People who are advocating a political position that is gaining popularity but not yet dominant or has not yet won all of its objectives often get very worked up about the fact that any vestiges of opposition remain, leading to increasingly strident demands that everyone need to toe the line and fall-in with the new position.
Of course, in a world with more than one person in it, there will always be someone who disagrees about something; in a country with 300+ million people, you can find tons of people who disagree with you! You can even find people who think they’re telepathically communicating with the CIA. The mere existence of people who disagree with a position does not mean it is not dominant.
How do we know whether a position that only a minority of people agree with is “winning”, in the sense of becoming steadily more dominant?
Look at who is advocating the position. Movie stars, popular musicians, Cathedral leaders and the “popular” people, at school and on the internet. Thought leaders shape and influence other people’s opinions; people want to look and act like elites.
People often make a big deal out of how brave they are for taking a popular position. There has been nothing particularly “brave” about being pro-gay rights for the past two or three decades; no one has been sued for being willing to bake a gay cake. Neither is Caitlyn Jenner “brave.” It is taking the opposition position that has cost people jobs, freedom, and money.

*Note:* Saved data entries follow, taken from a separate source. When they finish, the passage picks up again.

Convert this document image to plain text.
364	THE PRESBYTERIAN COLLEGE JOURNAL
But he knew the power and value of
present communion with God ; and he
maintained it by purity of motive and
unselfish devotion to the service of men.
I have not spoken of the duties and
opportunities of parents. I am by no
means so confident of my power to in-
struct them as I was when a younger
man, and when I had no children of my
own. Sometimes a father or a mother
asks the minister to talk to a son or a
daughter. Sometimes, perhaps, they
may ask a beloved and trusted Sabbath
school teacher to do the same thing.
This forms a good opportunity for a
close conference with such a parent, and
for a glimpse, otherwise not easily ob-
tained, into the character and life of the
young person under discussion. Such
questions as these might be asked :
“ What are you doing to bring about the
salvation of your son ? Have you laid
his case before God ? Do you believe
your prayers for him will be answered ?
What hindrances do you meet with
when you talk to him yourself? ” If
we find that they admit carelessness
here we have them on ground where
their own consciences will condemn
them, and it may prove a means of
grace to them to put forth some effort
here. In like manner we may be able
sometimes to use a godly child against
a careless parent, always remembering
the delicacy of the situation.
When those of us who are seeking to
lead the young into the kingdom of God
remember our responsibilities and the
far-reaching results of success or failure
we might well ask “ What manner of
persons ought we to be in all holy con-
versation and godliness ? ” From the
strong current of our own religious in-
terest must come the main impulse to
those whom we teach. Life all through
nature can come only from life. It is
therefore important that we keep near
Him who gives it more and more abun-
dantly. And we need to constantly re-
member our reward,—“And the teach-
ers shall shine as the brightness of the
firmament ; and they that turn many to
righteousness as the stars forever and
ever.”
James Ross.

Sometimes the problem is long-windedness increasing the noise:signal ratio. “Transsexuals Prove that Gender is Real,” may have been one such post. The TL; DR version:
- The idea that “sex is biological, gender is a social construct” is bollocks. Sex=gender.
- All trans people I have known in real life have obvious chromosomal or hormonal conditions leading to improper gender development.
- I suspect this is true of the majority of trans people.
- Trans people don’t actually act on the radical feminist claim that gender is some random, made-up thing invented by the patriarchy to oppress women. Rather, they pick a gender and then try to actually live like it.
- Note that this does not require you to agree that a trans person “is” a particular gender; it is merely asserting that they are trying to live as one.
I’m sure there have been some other things that were unclear or inelegantly or improperly worded, though I can’t think of them off the top of my head.
In the meanwhile, have a lovely day.